Neal took issue with DeNardis’s description of the agencies as independent entities, noting the fact that a college must be accredited by a government-recognized agency (or one recognized by the Council on Higher Education Accreditation) to award federal financial aid. “These are gatekeepers of billions of federal dollars,” she said. “I would suggest to you that they are in fact agents of the federal government. I would disagree with your characterization.”

“I suspected you might,” DeNardis said. Then, clearly agitated, the former member of Congress added a poke at Neal: “Having gone through a significant reauthorization of the Higher Education Act, with your husband at my side, I think I do understand what’s at stake here. What we are trying to do is to strike a balance.” Neal’s husband is Rep. Thomas Petri (R-Wisc.), who has proposed legislation in the current Congress that would let colleges opt out of the formal accreditation process by making a slew of additional information about their operations available to the public.

Neal was the lone committee member who voted against renewing the accreditation of the Northwest Commission and the other regional accrediting agency whose status was considered Wednesday, the Accrediting Commission for Community and Junior Colleges of the Western Association of Schools and Colleges.
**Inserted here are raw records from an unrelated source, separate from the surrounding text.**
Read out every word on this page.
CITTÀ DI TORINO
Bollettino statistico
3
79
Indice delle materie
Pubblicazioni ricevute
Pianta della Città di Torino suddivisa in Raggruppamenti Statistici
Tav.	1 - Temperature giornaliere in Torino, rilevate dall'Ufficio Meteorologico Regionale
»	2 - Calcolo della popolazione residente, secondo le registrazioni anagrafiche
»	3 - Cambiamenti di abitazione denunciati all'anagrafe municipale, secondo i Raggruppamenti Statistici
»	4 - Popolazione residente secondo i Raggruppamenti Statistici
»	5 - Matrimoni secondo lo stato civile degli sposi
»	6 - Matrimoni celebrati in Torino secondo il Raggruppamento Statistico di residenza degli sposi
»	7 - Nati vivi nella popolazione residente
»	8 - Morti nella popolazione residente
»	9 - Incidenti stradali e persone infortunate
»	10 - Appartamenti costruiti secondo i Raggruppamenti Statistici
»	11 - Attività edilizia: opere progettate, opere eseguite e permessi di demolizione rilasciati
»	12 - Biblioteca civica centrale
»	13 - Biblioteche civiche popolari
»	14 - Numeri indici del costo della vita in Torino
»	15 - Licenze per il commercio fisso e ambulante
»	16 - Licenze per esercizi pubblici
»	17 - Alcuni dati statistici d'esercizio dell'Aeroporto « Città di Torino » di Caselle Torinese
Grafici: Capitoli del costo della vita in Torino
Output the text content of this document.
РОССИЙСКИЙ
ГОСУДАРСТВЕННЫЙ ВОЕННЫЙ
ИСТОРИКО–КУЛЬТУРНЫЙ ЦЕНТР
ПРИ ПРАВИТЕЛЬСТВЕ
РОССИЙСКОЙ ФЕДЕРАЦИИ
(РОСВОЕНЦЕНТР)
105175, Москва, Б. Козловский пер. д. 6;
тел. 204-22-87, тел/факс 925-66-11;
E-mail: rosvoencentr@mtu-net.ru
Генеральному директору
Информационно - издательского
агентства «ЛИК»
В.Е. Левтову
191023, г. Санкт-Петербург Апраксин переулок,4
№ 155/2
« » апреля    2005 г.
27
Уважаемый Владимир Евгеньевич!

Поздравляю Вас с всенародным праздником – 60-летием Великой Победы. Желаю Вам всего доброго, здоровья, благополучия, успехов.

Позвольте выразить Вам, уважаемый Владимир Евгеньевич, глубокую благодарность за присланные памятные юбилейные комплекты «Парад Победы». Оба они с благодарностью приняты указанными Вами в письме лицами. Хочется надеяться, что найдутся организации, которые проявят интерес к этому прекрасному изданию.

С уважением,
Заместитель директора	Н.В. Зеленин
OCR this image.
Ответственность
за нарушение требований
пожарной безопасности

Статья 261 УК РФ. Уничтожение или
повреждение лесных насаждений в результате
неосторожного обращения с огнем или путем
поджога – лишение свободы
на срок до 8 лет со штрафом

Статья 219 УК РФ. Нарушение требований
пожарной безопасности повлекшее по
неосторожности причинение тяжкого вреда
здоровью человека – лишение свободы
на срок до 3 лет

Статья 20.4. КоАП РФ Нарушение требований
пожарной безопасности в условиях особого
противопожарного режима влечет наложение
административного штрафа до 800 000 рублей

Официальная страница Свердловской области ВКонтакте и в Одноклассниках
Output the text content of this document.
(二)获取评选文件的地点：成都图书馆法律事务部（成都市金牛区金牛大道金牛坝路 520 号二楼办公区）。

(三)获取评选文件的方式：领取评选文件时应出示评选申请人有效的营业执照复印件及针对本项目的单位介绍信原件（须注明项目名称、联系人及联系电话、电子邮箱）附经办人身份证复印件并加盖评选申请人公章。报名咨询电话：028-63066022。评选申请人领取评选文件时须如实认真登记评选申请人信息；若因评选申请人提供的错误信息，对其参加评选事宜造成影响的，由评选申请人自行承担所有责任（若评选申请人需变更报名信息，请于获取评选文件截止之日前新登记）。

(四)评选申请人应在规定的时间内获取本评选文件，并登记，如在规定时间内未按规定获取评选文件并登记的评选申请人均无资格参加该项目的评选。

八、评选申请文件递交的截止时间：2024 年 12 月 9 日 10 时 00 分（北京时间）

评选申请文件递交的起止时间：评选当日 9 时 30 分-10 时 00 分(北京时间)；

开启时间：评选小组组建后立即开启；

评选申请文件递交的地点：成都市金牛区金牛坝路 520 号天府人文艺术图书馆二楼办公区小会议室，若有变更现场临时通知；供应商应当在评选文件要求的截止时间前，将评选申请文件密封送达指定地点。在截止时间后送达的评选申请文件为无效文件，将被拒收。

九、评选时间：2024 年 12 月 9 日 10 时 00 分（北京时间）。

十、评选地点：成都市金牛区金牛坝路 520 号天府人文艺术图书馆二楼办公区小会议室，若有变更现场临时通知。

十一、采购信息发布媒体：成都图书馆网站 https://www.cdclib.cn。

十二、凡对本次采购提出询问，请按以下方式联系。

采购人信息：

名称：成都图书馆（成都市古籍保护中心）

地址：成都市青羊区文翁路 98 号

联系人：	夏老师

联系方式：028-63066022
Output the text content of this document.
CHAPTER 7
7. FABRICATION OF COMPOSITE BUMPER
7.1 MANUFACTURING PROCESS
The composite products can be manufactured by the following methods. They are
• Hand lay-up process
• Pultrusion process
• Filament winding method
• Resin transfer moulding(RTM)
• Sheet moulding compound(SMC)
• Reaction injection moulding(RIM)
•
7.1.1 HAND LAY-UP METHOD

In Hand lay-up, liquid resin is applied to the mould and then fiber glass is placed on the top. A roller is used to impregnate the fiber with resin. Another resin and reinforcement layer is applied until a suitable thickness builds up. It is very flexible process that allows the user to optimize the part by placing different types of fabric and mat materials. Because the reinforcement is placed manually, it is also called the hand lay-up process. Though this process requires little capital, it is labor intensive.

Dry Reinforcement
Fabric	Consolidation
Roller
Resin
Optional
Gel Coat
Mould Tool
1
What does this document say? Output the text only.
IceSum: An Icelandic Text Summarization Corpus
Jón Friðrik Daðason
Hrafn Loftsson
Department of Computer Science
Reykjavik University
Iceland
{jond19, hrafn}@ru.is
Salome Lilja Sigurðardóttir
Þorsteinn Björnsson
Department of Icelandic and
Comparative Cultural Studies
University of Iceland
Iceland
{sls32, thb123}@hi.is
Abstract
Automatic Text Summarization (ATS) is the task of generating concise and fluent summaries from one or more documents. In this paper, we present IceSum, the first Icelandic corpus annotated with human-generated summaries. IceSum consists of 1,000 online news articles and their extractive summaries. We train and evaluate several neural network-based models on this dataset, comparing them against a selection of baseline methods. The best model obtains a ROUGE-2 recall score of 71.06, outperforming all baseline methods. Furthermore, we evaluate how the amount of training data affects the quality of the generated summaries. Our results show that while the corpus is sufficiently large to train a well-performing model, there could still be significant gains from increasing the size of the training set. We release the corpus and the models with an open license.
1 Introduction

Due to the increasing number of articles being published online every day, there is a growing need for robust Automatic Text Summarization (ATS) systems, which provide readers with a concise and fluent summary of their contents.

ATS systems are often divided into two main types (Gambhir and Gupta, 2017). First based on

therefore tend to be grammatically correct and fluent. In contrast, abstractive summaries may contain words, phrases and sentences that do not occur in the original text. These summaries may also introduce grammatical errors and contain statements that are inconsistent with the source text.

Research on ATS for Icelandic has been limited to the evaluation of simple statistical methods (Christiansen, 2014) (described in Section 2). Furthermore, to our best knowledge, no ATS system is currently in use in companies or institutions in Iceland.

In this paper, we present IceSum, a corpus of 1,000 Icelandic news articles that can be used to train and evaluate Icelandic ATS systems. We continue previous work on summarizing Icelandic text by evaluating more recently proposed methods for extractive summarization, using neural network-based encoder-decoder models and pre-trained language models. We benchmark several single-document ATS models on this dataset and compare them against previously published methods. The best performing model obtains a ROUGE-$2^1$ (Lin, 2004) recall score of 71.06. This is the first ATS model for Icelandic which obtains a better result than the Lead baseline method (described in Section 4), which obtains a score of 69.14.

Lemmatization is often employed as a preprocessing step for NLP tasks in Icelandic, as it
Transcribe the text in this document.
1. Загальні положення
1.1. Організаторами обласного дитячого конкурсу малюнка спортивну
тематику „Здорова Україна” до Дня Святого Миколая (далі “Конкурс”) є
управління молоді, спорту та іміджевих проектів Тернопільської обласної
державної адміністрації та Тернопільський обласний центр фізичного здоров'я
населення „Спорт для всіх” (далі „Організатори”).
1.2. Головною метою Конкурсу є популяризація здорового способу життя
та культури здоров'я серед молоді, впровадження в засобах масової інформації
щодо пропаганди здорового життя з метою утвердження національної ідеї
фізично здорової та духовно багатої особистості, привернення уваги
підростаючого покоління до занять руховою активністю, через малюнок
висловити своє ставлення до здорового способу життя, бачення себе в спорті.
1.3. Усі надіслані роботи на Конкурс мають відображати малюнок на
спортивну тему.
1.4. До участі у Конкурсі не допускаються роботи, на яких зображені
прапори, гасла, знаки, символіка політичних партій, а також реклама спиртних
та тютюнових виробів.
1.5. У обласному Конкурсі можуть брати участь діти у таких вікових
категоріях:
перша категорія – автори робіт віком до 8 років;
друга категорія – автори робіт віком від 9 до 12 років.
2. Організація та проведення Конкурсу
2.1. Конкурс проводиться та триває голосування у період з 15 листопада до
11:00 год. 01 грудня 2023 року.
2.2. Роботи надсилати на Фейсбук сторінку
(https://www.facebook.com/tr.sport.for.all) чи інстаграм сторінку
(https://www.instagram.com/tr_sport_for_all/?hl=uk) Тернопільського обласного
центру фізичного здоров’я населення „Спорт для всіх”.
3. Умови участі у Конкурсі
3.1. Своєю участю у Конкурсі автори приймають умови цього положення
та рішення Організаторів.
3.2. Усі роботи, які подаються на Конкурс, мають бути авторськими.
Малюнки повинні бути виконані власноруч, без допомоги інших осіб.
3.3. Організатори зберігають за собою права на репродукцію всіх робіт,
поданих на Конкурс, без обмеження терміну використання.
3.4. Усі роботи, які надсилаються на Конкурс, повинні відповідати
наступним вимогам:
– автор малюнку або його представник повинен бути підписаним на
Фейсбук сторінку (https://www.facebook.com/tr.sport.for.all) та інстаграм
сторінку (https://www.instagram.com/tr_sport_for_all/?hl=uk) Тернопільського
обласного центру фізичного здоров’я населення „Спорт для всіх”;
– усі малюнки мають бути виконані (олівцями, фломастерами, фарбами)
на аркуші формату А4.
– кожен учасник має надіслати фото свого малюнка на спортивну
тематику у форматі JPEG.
That outcome left the clear impression that Neal is a bit of an outlier in believing that the federal recognition process and the regional accrediting system are abject failures, although other members—including one or two who had left Washington after Tuesday’s discussion—clearly share some of her views.

But if Neal seemed to make relatively little headway at this week’s meeting to change the outcome of the advisory committee’s deliberations, she took steps to try to ensure that the underlying nature of the process gets a closer look. Invited by the panel’s co-chairwoman, Geri H. Malandra, to nominate “policy topics” that the committee might discuss at its spring meeting, Neal suggested that members contemplate whether the current regional setup of the accreditation system makes sense, or whether colleges should have “greater institutional choice of accreditation selection.” (She has suggested in other venues that more competition might compel speedier change by accreditors.)

Patrick M. Callan also suggested adding to the policy list the question of whether it set a new precedent Tuesday in requiring the North Central Association of Schools and Colleges to inform the Education Department if it suspected financial aid fraud by one of its member colleges, without notifying the college itself—a policy that deeply troubled some college and accrediting officials.

With those two issues, said Malandra, “we’ve got the beginning of a very good policy agenda” for the next meeting.

In an interview after the meeting, Neal implied that she might seek to broaden the agenda further. “I’m going to keep asking questions, and trying to have a debate,” she said. “I hope it’s a valuable service.”